- The FNB House Price Index edged up moderately to 3.8% year-on-year in September, from 3.7% y/y in the previous month (marginally revised up from 3.6% year-on-year). This takes average quarterly growth to 3.7% year-on-year in the third quarter of 2019, lifting from 3.4% year-on-year in the second quarter of 2019. While price growth remains below inflation, mild improvements in demand and progressive mortgage lending have supported the residential property market in the third quarter of 2019. However, depressed labour markets continue to weigh on household finances, which poses a threat to sustained demand growth.
- FNB Market Strength Index (a composite index, which gauges demand and supply strength) has revealed a narrowing demand-supply gap over the past few months. This is on the back of both the mild improvement in demand, and the persistently slowing pace at which properties enter the market for resale. This is countered somewhat by the surge in the supply of new stock (particularly flats and townhouses), as well as the rising emigration-related sales. A further disaggregation of the third quarter of 2019 data shows that this (market strength) improvement was largely broad-based across price buckets. However, data shows the lower-end of the market to be relatively stronger.
- SARB data shows that mortgage advances have grown at a progressively faster pace, recording 4.9% year-on-year in August – the highest growth since November 2010. In fact, since the beginning of this year, mortgage advances have outpaced average house price growth in South Africa for the first time in since June 2011. Transactions data shows that this has boosted transaction volumes, specifically in the R700k–R1.8m and R1.8m–R3.5m price bands.

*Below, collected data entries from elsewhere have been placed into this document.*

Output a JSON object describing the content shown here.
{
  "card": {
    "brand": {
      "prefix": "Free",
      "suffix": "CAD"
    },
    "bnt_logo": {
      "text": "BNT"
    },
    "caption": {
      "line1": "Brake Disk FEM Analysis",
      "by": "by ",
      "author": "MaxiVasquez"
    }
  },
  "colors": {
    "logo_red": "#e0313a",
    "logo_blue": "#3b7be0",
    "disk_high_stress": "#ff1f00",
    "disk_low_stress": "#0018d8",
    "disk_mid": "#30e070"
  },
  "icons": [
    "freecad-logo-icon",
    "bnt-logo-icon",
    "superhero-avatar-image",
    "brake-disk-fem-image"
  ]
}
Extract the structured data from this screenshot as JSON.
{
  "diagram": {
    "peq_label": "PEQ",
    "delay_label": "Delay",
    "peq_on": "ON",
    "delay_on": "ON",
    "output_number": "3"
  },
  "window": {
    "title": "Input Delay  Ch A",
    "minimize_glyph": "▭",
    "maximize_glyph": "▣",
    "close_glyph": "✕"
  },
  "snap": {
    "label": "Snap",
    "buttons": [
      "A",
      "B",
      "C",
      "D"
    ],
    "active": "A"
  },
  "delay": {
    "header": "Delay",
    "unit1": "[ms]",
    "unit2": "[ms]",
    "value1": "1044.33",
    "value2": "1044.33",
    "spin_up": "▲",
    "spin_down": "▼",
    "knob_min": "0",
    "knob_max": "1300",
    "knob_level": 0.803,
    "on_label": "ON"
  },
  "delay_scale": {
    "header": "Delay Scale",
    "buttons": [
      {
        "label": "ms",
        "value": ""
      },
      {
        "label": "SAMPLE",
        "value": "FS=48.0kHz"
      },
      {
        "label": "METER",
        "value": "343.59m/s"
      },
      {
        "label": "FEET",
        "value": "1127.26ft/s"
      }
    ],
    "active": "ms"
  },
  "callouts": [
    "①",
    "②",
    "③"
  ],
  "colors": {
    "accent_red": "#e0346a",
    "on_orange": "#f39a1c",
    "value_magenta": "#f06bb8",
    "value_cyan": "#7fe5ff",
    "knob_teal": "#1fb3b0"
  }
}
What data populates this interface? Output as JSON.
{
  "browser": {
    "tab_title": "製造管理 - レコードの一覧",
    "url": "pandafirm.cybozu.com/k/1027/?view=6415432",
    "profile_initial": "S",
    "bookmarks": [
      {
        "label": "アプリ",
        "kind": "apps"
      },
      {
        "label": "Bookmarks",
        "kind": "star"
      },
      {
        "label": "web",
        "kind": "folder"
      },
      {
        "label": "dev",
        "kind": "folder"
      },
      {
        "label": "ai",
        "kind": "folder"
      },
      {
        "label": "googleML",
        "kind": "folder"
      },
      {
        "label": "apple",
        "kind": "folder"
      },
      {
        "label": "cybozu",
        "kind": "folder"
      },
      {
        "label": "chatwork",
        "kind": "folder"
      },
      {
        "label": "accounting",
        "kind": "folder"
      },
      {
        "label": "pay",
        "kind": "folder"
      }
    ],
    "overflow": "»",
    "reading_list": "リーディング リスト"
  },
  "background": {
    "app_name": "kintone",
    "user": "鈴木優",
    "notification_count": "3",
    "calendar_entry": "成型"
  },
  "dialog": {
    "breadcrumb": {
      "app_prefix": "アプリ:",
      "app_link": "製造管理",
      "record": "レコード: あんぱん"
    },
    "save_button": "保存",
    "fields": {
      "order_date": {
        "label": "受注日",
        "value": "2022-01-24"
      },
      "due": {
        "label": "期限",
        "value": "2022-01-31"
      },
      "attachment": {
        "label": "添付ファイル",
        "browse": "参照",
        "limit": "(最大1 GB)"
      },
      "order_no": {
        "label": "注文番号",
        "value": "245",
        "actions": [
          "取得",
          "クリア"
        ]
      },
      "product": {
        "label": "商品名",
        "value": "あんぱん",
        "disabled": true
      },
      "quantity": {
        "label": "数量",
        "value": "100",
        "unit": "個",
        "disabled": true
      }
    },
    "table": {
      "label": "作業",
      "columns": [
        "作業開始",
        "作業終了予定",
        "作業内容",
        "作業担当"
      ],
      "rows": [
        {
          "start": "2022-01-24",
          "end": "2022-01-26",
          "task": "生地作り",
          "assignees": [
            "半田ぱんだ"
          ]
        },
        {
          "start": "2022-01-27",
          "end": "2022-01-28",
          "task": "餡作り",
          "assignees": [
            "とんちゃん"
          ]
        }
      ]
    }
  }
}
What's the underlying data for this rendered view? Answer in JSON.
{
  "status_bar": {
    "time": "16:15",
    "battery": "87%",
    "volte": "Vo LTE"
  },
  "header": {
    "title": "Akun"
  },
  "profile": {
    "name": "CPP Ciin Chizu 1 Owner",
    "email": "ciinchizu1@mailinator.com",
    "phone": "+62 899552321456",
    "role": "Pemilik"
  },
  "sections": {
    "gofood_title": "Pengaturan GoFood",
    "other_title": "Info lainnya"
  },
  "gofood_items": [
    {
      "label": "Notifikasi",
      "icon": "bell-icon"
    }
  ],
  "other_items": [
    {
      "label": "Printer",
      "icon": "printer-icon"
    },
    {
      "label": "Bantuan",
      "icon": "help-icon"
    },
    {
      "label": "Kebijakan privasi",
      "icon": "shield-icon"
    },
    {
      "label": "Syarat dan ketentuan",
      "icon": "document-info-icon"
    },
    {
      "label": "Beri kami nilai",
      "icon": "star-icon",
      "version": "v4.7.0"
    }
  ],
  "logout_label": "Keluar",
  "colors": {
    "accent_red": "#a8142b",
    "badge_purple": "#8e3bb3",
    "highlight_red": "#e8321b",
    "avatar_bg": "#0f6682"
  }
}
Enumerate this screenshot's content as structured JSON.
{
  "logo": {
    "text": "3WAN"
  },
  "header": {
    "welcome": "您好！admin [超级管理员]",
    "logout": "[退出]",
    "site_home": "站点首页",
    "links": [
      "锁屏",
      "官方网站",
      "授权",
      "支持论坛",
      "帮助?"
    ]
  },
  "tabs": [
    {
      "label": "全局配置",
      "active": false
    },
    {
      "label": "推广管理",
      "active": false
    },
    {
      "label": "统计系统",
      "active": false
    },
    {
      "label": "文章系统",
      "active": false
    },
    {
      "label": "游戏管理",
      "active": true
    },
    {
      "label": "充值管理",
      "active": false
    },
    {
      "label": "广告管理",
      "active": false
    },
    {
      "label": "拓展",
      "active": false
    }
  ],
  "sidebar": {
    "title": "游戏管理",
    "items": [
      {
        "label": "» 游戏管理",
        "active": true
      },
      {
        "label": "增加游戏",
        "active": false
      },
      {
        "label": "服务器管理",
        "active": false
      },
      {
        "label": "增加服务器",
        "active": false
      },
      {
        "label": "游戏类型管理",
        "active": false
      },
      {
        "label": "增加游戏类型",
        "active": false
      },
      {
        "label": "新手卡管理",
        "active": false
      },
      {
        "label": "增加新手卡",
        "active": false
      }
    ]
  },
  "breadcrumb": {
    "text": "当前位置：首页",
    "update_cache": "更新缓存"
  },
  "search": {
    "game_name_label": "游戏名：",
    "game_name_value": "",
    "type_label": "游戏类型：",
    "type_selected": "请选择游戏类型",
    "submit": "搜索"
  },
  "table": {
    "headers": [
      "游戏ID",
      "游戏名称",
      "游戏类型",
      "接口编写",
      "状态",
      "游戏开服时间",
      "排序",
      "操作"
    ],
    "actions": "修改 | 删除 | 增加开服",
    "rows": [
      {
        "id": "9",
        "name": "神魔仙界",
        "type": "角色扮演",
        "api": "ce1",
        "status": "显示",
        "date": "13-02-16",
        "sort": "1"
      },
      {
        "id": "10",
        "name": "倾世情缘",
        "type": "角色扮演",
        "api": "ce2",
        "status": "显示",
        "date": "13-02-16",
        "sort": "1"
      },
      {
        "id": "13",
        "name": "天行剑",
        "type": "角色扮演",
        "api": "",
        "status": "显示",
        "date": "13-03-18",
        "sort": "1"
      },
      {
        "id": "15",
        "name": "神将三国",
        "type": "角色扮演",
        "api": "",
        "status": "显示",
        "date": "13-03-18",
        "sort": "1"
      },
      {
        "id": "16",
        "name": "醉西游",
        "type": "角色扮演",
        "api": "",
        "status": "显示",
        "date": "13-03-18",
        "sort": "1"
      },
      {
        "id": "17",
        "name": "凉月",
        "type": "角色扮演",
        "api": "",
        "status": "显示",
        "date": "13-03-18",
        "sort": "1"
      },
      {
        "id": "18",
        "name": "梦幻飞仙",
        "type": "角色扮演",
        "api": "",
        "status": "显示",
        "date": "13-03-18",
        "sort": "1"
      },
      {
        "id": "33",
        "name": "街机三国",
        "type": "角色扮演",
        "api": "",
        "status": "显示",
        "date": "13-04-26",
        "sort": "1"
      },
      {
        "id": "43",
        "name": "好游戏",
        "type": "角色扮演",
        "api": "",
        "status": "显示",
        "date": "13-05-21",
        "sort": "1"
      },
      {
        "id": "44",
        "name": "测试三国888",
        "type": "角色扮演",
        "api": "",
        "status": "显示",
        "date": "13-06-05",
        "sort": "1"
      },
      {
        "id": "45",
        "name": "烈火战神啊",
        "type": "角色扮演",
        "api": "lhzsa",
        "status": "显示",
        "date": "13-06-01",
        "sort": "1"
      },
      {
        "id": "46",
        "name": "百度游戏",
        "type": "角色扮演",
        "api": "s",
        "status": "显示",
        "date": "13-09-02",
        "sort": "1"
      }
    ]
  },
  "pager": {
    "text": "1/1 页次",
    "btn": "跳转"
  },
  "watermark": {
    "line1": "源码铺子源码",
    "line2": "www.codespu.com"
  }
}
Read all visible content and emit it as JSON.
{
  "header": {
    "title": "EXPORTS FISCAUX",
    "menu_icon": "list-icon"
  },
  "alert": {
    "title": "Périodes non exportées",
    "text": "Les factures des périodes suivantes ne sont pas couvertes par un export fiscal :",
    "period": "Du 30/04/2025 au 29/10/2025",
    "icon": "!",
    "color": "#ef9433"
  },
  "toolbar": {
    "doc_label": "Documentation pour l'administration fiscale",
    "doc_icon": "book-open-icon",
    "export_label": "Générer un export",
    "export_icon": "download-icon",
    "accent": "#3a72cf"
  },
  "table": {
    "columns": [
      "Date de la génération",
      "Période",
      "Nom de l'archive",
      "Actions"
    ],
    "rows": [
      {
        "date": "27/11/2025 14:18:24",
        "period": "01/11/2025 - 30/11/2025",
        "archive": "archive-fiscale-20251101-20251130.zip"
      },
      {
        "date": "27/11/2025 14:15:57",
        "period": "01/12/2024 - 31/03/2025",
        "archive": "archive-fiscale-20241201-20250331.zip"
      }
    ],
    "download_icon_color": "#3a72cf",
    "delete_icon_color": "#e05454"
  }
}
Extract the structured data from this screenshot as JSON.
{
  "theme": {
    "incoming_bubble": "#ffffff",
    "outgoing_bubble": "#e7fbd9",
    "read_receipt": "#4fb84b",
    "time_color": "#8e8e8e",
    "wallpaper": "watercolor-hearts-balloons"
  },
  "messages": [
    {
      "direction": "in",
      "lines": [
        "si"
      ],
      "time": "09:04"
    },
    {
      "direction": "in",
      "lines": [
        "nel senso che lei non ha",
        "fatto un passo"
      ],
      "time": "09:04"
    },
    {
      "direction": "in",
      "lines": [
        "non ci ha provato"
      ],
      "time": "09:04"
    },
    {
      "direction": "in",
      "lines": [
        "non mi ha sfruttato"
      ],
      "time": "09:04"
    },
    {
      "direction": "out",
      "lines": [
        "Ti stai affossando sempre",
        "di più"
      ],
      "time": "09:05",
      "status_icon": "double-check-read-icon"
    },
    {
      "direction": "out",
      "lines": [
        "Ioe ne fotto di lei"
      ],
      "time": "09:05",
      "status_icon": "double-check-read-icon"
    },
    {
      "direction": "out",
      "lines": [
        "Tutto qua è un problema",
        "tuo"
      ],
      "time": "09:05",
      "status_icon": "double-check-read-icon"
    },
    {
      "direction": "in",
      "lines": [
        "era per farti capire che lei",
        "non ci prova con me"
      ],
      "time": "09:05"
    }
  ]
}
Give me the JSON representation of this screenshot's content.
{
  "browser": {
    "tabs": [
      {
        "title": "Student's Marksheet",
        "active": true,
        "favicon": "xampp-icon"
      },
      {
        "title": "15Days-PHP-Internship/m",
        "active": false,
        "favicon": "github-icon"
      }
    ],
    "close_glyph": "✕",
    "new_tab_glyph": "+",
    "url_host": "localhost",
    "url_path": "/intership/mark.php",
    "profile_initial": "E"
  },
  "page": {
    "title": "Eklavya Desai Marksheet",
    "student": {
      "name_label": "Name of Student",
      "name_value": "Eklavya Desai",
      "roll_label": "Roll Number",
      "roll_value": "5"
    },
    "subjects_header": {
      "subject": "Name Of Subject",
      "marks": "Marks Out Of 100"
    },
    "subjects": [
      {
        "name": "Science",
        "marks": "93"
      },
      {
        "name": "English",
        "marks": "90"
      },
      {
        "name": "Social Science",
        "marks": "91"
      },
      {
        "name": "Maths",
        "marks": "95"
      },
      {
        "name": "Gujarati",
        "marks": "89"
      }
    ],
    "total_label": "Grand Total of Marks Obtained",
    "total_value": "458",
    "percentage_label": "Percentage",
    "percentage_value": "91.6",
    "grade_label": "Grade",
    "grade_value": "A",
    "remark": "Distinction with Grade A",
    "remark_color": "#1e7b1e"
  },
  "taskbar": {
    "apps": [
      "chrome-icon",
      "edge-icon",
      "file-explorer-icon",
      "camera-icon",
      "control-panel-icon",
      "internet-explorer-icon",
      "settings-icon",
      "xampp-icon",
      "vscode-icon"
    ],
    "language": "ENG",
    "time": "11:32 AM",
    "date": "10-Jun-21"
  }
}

- Further, FNB finds that Loan-to-Price (LTP), estimated using Deeds data, has gradually increased over the last two years, reaching 90.6% in the second quarter of 2019, up from 88% in the second quarter of 2017. While still some distance below all-time high of 96.8% in the fourth quarter of 2017 (at the height of the property boom), this represents the highest LTP in over a decade (since the end of 2008). Thus, not only has there been mild growth in the volume of mortgage transactions, but lenders are also, on average, willing to finance a relatively bigger proportion of the purchase price.
- Looking ahead, FNB expects broader economic developments, especially employment growth, to continue dictating the longer-term trends. Nevertheless, lower interest rates and constructive lending should provide some support to the property market in the short to medium term.